CIBO MATTO – Viva! LA Woman
Sorti le 16 janvier 1996,
chez Warner Bros. Records.
Plus que pour toute autre musique, les années 90 ont été la décennie du hip-hop. Pas seulement parce que le genre en tant que tel a dominé les ventes et livré sur ces dix ans plusieurs de ses œuvres les plus abouties. Mais aussi parce qu’il en est devenu la lingua franca, parce qu’il a largement contribué à ensemencer et à influencer avec succès d’autres sphères, d’autres scènes, d’autres genres.
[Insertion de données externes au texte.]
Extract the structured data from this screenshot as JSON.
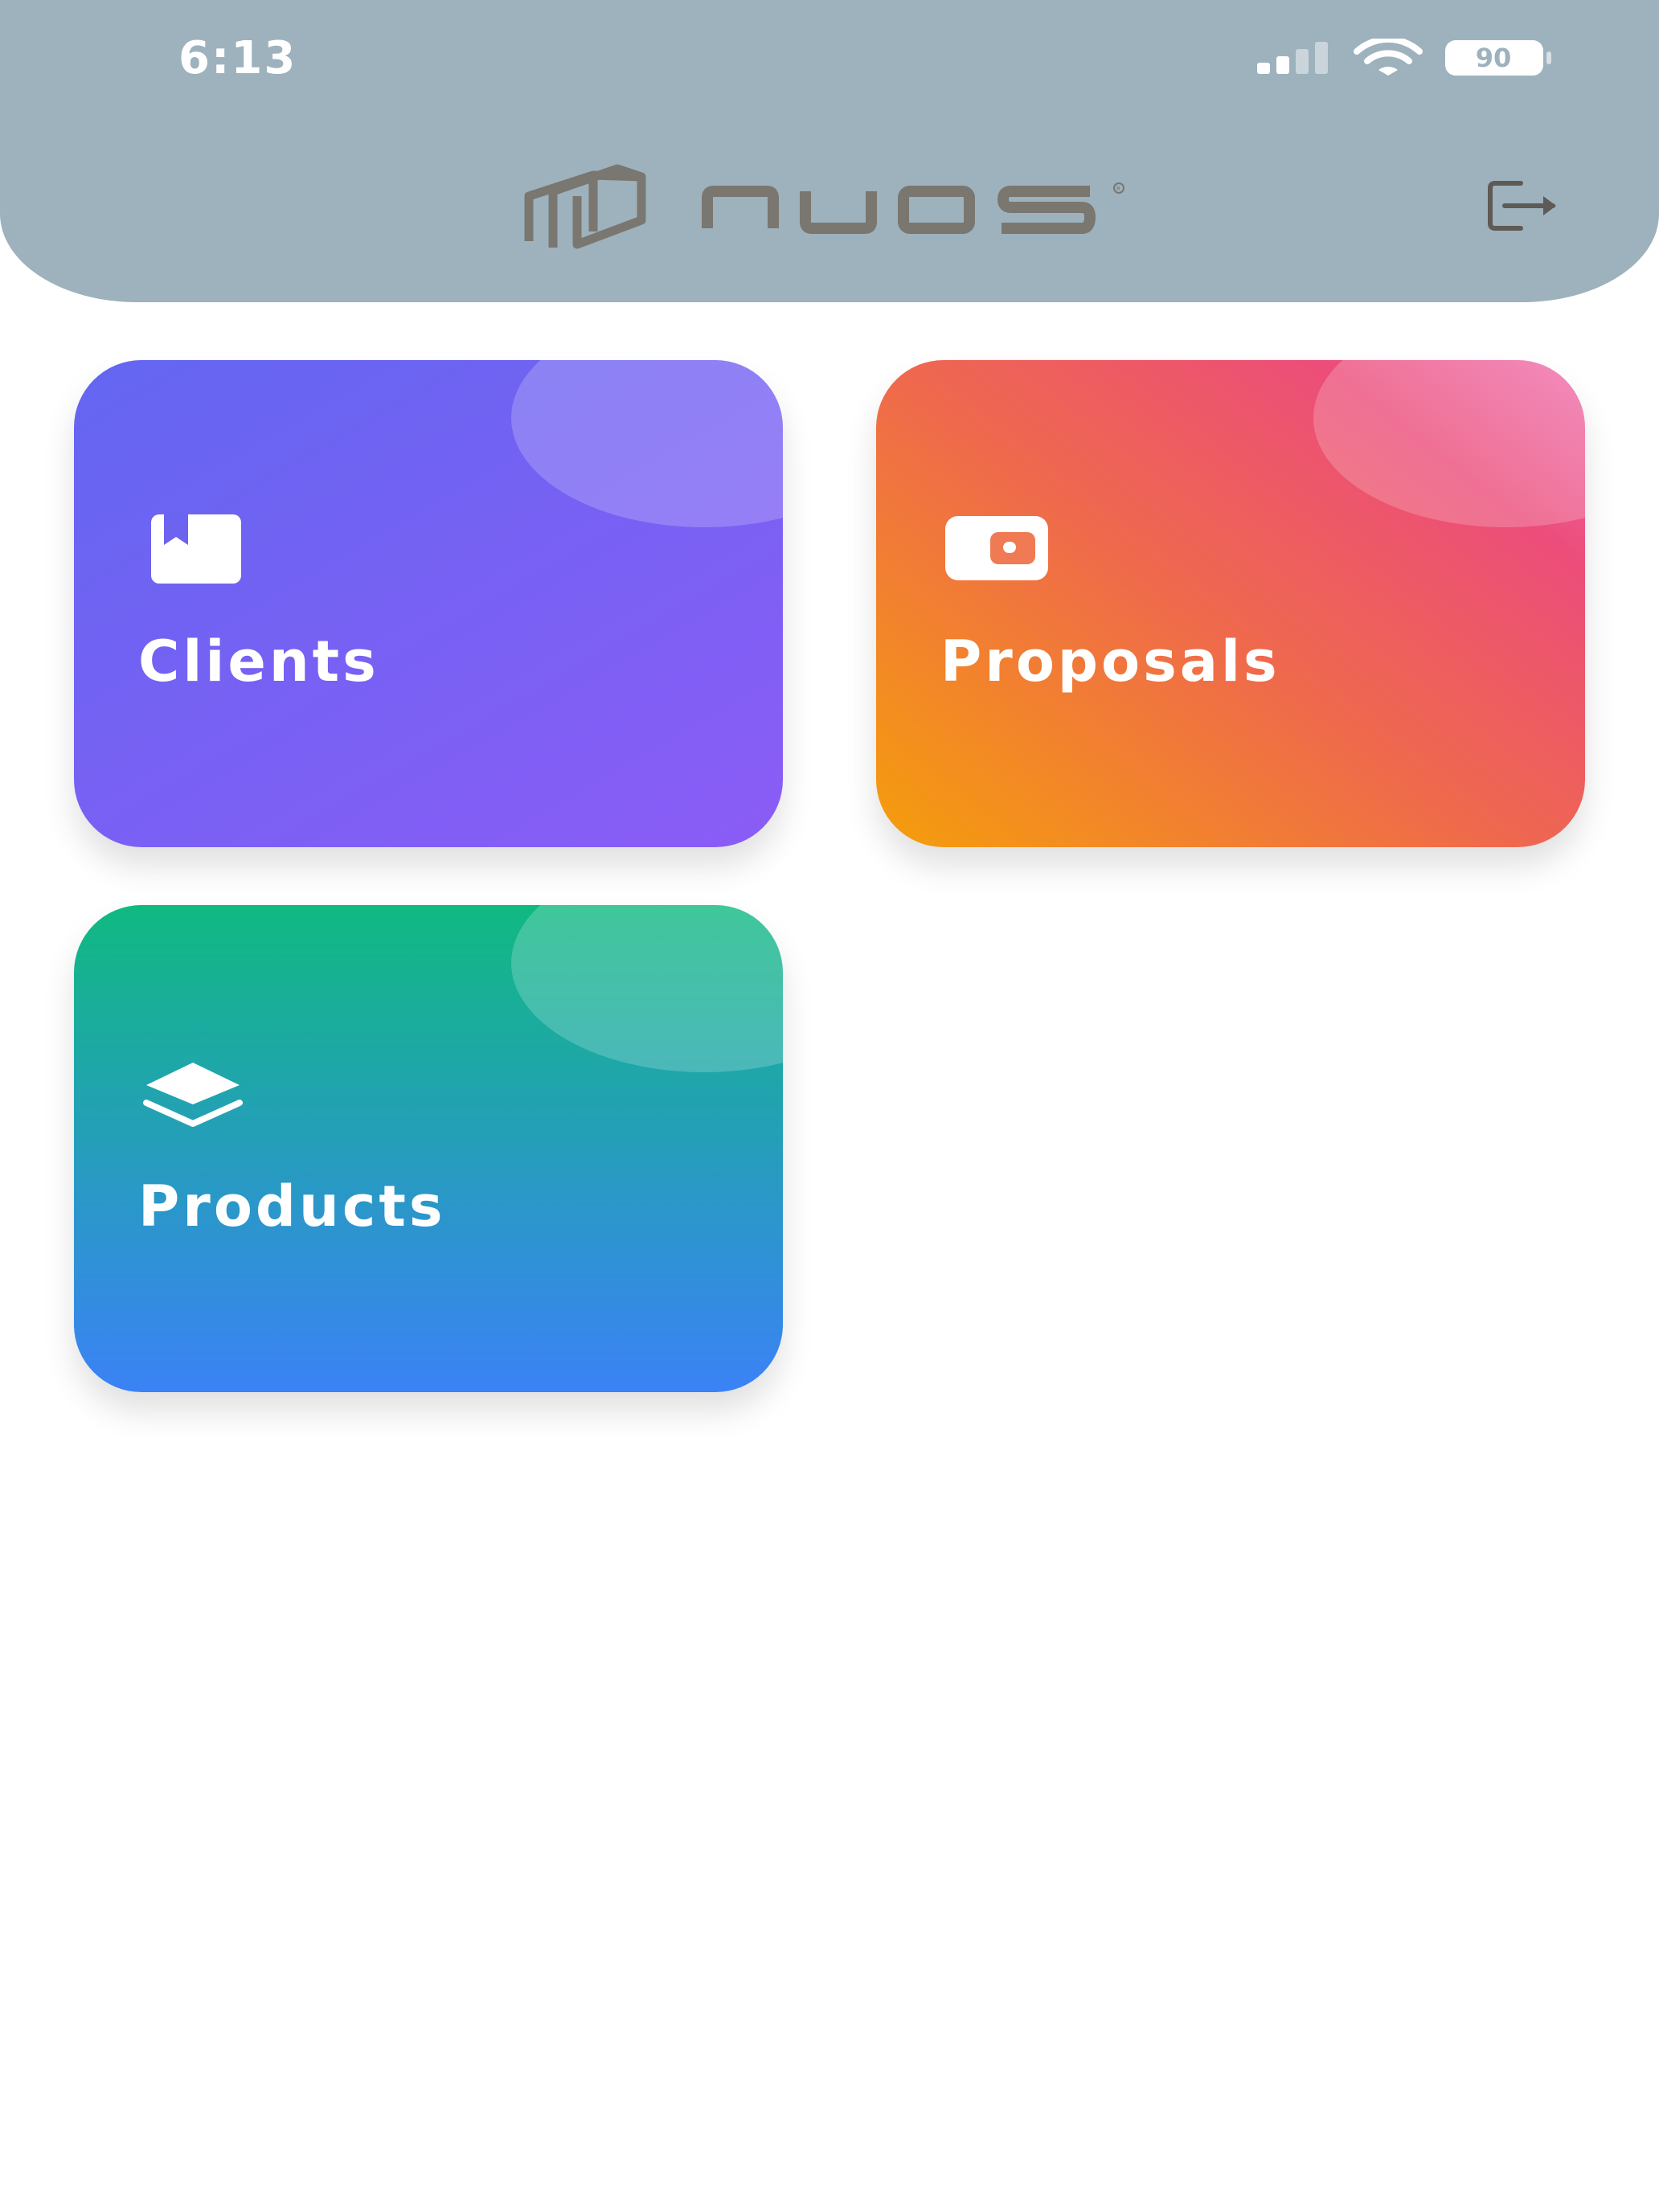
{
  "status_bar": {
    "time": "6:13",
    "battery": "90",
    "icons": [
      "signal-icon",
      "wifi-icon",
      "battery-icon"
    ]
  },
  "header": {
    "logo_text": "nuos",
    "logout_icon": "logout-icon",
    "background": "#9db2bd"
  },
  "tiles": [
    {
      "label": "Clients",
      "icon": "bookmark-card-icon",
      "colors": [
        "#6366f1",
        "#8b5cf6"
      ]
    },
    {
      "label": "Proposals",
      "icon": "wallet-icon",
      "colors": [
        "#f59e0b",
        "#ec4d7a",
        "#ef6fae"
      ]
    },
    {
      "label": "Products",
      "icon": "layers-icon",
      "colors": [
        "#10b981",
        "#3b82f6"
      ]
    }
  ]
}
Le premier album de Cibo Matto est un exemple de ce que ce que ce rap des marges a proposé de plus craquant. Oscillant entre les accès de fureur rap des Beastie Boys et un trip-hop alors de saison, mais abâtardi par de la pop naïve et des ambiances jazzy, la musique de ces deux Nippo-américaines s’inscrit aussi dans une vieille lignée, celle qui, dès Blondie et le Tom Tom Club, voit le New-York rock, blanc et branché s’essayer à une version mutante du hip-hop.
Miho Hatori (chant, rap), et Yuka Honda (clavier, production) évoluent en plein cœur de l’élite rock en question. Elles bénéficient d’un sacré carnet d’adresses, côtoyant le Jon Spencer Blues Explosion, Masada, They Might Be Giant, les Boredoms ou encore Soul Coughing, un autre spécimen de rap mutant typique de l’époque. Aussi, la seconde a été mariée un temps à Dougie Bowne des Lounge Lizards, et elle deviendra la petite amie de Sean Lennon, le fils de John et de Yoko Ono. Plus tard encore, quand elles auront reçu les faveurs des college radios et de MTV, elles participeront à l’aventure Gorillaz et elles apparaîtront dans un épisode de Buffy tueuse de vampires. Leur succès, cependant, n’est pas qu’une affaire de networking. La musique, et tout particulièrement celle du premier album, est toute aussi charmante et sexy que ses instigatrices.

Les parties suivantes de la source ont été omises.